Она уехала, и больше не возвращалась. Я не знаю, скучаю ли по ней. Иногда, ночью, когда тишина становится слишком громкой, я вспоминаю её смех, её тёплые руки. Но потом вспоминаю Артура, отель, её ложь — и воспоминания гаснут, как свечи на ветру.
***
Лиза появилась в моей жизни случайно.
Ей тридцать два, она соседка по дачному посёлку, живёт в доме через два участка. Я впервые увидел её, когда она тащила огромный мешок с землёй для своих клумб. Она ругалась, как матрос, но смеялась при этом, и я не удержался — предложил помочь.
— Ого, рыцарь на белом коне! — подмигнула она, вытирая пот со лба. Её русые волосы были собраны в неряшливый хвост, а на щеке — пятно земли. — Только коня не вижу.
— Конь в ремонте, — ответил я, и она рассмеялась так заразительно, что я улыбнулся впервые за месяцы.
Лиза — не Жанна. Она громкая, прямолинейная, любит крепкий кофе и ненавидит каблуки. У неё есть шрам на запястье от падения с велосипеда и привычка напевать старые рок-баллады, пока поливает цветы.

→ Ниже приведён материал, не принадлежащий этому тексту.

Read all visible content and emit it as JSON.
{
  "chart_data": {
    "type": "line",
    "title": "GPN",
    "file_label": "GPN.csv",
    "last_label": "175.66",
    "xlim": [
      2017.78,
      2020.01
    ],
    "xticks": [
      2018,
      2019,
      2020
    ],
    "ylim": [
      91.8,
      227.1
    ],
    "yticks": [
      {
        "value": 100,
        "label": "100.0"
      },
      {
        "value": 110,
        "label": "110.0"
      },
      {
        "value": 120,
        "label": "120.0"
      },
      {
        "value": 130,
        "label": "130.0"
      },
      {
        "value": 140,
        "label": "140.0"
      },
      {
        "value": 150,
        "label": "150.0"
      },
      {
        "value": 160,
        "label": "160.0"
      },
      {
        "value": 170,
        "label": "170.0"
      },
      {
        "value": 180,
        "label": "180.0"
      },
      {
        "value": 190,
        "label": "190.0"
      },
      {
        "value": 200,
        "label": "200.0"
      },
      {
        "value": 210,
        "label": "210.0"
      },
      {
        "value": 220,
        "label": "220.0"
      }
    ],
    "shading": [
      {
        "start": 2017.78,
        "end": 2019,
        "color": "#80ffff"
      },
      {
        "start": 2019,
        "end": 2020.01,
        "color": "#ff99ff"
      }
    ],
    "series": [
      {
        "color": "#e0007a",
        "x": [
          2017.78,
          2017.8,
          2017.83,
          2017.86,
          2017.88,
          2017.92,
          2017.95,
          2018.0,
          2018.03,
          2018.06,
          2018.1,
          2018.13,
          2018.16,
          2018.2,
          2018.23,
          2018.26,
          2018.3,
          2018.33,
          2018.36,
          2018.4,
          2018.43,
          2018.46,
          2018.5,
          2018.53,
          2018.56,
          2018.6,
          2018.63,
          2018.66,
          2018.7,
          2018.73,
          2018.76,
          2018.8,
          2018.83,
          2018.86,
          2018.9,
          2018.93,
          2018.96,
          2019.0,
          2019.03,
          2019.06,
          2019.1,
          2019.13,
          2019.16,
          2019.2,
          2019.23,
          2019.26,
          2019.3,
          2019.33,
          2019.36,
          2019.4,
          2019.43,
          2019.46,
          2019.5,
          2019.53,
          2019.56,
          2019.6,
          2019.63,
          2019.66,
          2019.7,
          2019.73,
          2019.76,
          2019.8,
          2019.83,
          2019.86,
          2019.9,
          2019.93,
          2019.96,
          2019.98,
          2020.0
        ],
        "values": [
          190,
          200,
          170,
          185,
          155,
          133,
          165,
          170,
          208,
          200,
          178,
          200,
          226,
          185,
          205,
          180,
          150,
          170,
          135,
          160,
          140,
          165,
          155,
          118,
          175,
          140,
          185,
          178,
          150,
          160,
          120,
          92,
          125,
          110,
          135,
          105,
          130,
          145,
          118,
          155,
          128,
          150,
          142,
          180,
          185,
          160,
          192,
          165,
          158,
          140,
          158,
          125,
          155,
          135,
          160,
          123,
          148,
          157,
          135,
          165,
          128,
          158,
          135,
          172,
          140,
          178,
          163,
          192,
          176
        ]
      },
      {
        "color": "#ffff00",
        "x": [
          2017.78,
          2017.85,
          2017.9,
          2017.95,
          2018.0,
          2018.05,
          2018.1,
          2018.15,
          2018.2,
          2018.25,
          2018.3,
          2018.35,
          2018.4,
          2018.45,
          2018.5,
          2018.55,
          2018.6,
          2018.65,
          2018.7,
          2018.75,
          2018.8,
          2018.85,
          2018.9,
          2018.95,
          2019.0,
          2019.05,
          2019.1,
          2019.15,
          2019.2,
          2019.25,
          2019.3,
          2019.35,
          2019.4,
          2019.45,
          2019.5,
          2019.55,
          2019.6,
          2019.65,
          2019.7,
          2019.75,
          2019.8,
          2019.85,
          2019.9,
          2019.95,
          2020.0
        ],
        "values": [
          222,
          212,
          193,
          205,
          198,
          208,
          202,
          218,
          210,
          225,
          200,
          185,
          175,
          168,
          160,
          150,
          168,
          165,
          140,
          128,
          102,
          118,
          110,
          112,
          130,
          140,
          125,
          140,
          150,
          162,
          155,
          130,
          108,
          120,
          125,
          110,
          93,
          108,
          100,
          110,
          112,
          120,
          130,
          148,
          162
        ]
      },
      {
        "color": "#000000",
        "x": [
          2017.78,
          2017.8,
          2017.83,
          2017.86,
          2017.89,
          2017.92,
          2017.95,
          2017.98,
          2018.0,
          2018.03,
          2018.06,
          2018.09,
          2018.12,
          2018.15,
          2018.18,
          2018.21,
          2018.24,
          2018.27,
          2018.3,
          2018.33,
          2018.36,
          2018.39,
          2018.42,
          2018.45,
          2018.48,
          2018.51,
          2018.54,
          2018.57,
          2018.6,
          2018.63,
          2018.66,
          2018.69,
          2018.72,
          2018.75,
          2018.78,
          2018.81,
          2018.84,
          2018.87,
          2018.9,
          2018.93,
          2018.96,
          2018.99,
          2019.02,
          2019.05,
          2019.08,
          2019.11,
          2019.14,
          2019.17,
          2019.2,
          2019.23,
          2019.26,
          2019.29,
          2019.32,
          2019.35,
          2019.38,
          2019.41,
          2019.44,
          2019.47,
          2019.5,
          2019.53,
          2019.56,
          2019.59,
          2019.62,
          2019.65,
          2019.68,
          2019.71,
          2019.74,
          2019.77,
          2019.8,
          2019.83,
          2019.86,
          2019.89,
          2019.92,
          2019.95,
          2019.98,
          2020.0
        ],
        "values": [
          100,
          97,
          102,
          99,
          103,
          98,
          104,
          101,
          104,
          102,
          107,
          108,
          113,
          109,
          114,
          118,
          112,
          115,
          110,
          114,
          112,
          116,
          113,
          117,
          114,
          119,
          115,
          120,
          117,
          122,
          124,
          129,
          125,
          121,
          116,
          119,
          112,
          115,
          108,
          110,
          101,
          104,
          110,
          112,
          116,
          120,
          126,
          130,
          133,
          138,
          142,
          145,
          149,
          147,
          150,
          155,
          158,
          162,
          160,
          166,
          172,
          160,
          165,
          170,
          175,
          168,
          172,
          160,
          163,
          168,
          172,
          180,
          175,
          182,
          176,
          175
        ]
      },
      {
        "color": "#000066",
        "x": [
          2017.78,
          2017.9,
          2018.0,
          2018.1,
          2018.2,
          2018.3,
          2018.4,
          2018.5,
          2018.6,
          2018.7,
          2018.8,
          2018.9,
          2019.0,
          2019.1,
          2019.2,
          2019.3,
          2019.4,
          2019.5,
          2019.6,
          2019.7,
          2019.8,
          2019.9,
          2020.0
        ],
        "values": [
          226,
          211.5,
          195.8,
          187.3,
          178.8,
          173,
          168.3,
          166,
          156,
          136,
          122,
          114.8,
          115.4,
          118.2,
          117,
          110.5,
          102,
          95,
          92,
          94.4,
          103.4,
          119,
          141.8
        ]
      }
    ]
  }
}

Она преподаёт биологию в школе и мечтает о путешествии в Исландию. Её энергия — как летний дождь, свежая и непредсказуемая.
Мы начали общаться. Сначала просто болтали через забор, потом она позвала меня на чай, потом я помог ей починить теплицу. Однажды вечером мы сидели у неё на крыльце, пили вино, и она рассказала, как пережила измену жениха пять лет назад.
— Знаешь, — сказала она, глядя на звёзды, — я думала, это меня сломает. Но потом поняла: если кто-то тебя предаёт, это их слабость, не твоя.
Я кивнул, чувствуя, как её слова оседают где-то глубоко.
— А ты? — спросила она, повернувшись ко мне. — Ты готов снова доверять?
Я не ответил сразу. Посмотрел на её лицо — открытое, без тени лжи. И сказал:
— Пытаюсь.
Теперь мы встречаемся. Ничего серьёзного — пока. Мы гуляем по лесу, готовим шашлыки, спорим, какой фильм смотреть. Лиза не торопит, не давит, но её улыбка делает мои дни светлее. Иногда я ловлю себя на мысли, что не проверяю её телефон, не жду подвоха. И это кажется чудом.
Вчера мы с Лизой сажали туи вдоль забора. Она напевала что-то из «Нирваны», а я смотрел на неё и думал: жизнь продолжается. Не такая, как раньше, но, может, это и к лучшему.
Жанна осталась в прошлом, как старая фотография, которую больше не хочется доставать из альбома. А я — здесь, на своей даче, с землёй под ногтями и женщиной, которая заставляет меня смеяться.
Я не знаю, что будет дальше. Но впервые за долгое время я не боюсь завтрашнего дня.